Zombies Teach Students About the Spread of Disease
Dr. Steven Schlozman, a child psychiatrist at Massachusetts General Hospital and assistant professor at Harvard Medical School, loves zombies. That’s right, zombies. How can a Harvard professor and doctor at one of the nation’s top hospitals love a fictional entity so much? His debut novel, “The Zombie Autopsies: Secret Notebooks from the Apocalypse,” was released in 2011 and since then, he’s been providing expert advice to filmmakers through The Science & Entertainment Exchange, a program that is part of the National Academy of Sciences. Schlozman’s book is currently being adapted by acclaimed filmmaker George Romero for the silver screen.
“To get calls from writers and producers and to be asked about how to make a story plausible and fun is a dream and also feels like a genuine public service,” Schlozman says. So it’s no surprise that he’s earned the nickname “the Zombie Doctor” around town. He was contacted by Texas Instruments to assist with the development of a “Zombie Apocalypse” curriculum, part of its “STEM Behind Hollywood” program, which is a free Hollywood-inspired online education program that aims to get middle school and high school students interested in careers in science, technology, engineering, and mathematics (STEM).
“It’s fun,” Schlozman says in an MGH report. “I used to be an English and science teacher. The idea of using stories to teach makes sense because there is a lot of data out there to support the idea that kids believe what they see. We have a real opportunity to tease the science out of them so they might pursue careers they normally wouldn’t.”
According to a report from MGH:
Zombie Apocalypse was developed with assistance from actress and STEM education advocate, Mayim Bialik, who – like her character in “The Big Bang Theory” television show – has a PhD in neuroscience. Schlozman joined Bialik in New York City earlier this month to promote the technology during the program’s launch. “We want to get the word out to teachers and administrators,” Schlozman says. “Using the notion of Hollywood stories – zombies in this instance – to teach students about epidemiology and neurology is ground-breaking. We are taking real-life scenarios like ebola outbreaks and modeling the transmission of a hypothetical zombie contagion through the human population, the infection rate and logistics patterns.”
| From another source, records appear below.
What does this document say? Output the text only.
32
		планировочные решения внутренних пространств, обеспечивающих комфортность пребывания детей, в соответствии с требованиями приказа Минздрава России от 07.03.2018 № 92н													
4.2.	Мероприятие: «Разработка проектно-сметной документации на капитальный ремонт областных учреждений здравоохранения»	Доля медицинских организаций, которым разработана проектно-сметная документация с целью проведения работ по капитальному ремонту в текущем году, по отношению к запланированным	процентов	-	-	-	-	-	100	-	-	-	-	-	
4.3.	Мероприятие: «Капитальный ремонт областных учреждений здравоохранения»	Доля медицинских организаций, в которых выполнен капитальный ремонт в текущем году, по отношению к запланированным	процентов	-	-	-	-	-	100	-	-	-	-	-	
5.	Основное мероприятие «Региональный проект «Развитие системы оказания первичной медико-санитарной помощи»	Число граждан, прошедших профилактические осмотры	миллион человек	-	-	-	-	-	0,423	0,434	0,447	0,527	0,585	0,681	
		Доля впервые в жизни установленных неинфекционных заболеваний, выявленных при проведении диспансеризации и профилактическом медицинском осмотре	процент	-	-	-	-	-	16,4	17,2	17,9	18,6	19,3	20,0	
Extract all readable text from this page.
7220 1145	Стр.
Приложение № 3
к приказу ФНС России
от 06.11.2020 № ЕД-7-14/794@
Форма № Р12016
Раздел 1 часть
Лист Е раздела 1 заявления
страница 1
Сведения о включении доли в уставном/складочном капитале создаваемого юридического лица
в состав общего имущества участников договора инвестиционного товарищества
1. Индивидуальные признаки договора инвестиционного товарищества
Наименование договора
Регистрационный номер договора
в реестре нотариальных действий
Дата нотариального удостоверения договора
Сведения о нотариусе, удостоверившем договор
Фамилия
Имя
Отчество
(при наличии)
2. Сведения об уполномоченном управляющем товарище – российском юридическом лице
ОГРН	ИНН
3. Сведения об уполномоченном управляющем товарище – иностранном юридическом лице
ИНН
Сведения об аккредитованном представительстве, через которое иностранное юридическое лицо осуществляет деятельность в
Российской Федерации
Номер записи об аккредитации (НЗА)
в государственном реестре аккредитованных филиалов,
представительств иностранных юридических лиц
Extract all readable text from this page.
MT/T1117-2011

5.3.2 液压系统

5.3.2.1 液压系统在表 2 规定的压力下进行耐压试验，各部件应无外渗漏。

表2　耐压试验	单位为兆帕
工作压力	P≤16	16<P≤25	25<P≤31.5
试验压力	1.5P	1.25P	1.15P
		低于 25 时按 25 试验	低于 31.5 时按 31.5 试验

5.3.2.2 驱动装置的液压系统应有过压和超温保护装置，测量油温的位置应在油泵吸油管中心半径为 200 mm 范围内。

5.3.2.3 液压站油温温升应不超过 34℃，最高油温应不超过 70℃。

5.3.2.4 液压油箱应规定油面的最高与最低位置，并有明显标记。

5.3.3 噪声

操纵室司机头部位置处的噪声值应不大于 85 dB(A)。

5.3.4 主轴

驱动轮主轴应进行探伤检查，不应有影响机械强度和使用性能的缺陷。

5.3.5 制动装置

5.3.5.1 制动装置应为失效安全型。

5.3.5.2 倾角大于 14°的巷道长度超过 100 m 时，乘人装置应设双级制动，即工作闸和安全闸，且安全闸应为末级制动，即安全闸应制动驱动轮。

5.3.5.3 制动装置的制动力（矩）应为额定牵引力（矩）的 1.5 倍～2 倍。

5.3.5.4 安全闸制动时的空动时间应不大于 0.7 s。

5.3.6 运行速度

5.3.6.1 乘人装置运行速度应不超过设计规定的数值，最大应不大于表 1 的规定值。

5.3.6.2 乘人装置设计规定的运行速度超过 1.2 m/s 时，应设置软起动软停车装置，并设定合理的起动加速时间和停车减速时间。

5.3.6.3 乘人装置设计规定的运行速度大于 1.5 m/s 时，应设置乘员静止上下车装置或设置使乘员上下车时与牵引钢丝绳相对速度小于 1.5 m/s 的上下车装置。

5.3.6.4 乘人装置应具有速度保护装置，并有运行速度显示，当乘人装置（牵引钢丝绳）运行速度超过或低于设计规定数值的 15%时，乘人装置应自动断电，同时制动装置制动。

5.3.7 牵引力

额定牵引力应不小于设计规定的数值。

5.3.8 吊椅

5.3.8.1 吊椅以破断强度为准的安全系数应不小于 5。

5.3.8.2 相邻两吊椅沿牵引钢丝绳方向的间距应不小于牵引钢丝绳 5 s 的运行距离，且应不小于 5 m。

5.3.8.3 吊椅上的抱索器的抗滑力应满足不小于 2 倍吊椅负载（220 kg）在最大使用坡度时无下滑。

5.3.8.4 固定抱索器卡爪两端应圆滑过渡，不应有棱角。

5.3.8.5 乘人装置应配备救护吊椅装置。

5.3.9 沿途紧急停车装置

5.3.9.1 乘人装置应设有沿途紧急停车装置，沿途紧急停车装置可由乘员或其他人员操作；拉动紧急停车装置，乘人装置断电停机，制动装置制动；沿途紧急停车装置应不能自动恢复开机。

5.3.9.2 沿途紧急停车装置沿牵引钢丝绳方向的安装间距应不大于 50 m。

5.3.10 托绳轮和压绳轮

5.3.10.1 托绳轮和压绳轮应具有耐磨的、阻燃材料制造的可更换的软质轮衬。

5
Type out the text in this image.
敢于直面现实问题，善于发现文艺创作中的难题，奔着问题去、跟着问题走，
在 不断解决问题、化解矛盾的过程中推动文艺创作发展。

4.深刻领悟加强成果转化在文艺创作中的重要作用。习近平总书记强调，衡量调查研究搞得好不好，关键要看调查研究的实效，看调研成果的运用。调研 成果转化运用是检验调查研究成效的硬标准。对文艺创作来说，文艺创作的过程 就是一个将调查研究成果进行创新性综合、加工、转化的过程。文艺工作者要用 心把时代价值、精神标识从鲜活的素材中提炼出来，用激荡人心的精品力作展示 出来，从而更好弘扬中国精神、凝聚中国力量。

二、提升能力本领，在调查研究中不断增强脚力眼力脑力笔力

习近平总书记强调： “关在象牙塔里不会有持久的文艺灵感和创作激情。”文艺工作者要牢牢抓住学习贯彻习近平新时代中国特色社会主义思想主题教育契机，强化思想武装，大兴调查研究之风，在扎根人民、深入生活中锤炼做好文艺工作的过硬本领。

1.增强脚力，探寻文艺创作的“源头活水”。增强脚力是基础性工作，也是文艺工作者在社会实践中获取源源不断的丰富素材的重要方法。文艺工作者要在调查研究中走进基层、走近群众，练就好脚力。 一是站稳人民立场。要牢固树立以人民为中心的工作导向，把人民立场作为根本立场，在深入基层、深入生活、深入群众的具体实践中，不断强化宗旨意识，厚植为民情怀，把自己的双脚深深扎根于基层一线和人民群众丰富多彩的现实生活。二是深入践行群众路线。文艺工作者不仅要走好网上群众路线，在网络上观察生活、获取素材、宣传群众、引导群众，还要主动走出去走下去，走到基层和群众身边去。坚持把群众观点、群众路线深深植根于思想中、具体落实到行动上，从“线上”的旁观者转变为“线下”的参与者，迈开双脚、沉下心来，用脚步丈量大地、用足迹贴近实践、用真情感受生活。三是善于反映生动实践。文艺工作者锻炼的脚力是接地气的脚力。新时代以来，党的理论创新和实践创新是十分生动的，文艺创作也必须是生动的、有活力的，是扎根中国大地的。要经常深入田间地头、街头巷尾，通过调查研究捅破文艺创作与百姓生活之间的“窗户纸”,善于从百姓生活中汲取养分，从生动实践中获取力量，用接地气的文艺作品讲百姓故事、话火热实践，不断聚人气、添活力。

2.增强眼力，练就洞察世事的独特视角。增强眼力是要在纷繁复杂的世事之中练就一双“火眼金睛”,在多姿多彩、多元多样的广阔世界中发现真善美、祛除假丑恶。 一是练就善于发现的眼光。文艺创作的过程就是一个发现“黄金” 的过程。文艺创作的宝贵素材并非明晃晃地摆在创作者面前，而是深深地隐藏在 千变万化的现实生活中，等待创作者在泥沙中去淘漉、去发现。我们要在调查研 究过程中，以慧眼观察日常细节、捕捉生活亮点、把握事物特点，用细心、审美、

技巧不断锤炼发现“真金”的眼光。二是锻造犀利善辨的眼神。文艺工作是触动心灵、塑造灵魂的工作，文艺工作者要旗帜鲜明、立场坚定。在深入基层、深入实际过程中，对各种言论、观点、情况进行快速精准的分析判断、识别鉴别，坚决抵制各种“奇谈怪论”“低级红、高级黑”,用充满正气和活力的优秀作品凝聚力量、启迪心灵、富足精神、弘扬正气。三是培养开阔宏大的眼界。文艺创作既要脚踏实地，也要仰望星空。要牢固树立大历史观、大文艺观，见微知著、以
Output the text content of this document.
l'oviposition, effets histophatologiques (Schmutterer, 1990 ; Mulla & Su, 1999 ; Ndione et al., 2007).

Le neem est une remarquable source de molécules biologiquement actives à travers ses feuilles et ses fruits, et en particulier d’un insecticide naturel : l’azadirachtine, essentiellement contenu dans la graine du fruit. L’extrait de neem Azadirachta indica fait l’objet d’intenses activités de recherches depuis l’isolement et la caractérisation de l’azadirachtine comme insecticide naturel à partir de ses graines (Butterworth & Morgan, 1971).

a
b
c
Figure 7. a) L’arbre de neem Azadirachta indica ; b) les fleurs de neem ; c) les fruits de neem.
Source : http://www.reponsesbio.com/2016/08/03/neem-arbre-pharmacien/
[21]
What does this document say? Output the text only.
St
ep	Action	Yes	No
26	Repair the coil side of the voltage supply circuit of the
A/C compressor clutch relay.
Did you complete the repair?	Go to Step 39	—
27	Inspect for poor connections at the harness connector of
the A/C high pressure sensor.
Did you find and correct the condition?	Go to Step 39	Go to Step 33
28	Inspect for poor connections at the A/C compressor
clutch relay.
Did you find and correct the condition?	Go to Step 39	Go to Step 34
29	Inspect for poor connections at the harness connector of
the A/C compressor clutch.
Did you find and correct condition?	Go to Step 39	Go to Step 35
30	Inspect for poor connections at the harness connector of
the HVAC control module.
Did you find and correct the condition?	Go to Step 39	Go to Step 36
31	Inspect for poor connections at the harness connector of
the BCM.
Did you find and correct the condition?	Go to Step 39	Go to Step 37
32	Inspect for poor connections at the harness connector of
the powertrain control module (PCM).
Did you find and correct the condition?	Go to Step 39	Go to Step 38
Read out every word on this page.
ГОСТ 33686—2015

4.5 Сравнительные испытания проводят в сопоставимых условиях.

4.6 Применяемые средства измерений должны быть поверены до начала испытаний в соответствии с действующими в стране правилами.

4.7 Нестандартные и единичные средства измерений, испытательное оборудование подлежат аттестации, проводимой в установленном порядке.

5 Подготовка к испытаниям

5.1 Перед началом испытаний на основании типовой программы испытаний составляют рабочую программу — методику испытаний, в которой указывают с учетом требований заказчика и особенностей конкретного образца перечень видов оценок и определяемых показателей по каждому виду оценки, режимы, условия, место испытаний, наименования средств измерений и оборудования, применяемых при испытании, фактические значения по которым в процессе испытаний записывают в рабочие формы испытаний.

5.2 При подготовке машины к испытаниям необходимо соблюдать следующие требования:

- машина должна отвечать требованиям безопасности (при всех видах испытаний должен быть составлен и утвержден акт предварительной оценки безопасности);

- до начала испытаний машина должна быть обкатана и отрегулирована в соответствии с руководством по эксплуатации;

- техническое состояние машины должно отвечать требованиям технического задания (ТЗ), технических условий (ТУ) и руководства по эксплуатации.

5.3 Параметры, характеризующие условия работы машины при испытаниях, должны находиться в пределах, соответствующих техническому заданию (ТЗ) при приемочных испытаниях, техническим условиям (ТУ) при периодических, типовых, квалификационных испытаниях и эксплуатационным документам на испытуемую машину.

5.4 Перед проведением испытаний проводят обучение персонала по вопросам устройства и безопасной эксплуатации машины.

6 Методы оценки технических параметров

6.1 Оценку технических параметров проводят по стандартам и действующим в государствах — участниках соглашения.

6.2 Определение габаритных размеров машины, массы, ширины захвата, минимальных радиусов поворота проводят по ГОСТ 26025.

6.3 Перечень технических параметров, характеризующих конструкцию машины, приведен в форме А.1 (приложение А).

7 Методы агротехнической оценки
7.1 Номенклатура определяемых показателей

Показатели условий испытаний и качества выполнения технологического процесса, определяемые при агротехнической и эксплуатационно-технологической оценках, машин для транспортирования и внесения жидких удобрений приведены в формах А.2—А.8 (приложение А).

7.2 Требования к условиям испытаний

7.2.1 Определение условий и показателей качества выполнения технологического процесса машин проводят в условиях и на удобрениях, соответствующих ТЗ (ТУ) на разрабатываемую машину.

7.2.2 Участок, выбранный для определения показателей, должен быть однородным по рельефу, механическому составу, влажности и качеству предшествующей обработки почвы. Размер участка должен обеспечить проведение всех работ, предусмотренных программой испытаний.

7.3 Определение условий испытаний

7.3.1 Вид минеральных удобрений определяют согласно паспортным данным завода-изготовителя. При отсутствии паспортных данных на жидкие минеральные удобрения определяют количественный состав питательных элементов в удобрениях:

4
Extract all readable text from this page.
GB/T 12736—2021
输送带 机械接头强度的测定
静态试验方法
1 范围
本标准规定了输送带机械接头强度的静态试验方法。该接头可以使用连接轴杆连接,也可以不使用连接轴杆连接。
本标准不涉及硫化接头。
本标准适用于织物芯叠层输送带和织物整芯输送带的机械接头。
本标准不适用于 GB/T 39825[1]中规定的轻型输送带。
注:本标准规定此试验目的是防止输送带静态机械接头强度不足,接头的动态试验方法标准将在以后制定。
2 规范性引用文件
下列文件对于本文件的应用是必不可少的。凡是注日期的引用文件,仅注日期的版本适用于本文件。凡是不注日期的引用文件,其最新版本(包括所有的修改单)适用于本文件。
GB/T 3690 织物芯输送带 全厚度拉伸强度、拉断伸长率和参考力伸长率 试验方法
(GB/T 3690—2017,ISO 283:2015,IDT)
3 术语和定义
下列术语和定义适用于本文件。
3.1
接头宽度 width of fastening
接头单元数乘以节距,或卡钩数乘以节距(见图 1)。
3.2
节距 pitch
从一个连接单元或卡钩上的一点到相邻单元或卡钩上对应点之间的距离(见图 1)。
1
Wait… Blossom has a PhD in neuroscience? The technology both Bialik and Schlozman helped to create is a handheld device that depicts the spread of airborne infections. The program creates situations like an exponential growth of a zombie horde and how the infection spreads through the human population. According to a report from Texas Instruments, the activity gives students an inside-look at STEM careers by using modeling and graphs that the World Health Organization and Centers for Disease Control use to track the spread of infectious diseases. Researchers hope to use the technology to be able to track real diseases. Sorry folks, zombies are not real (yet).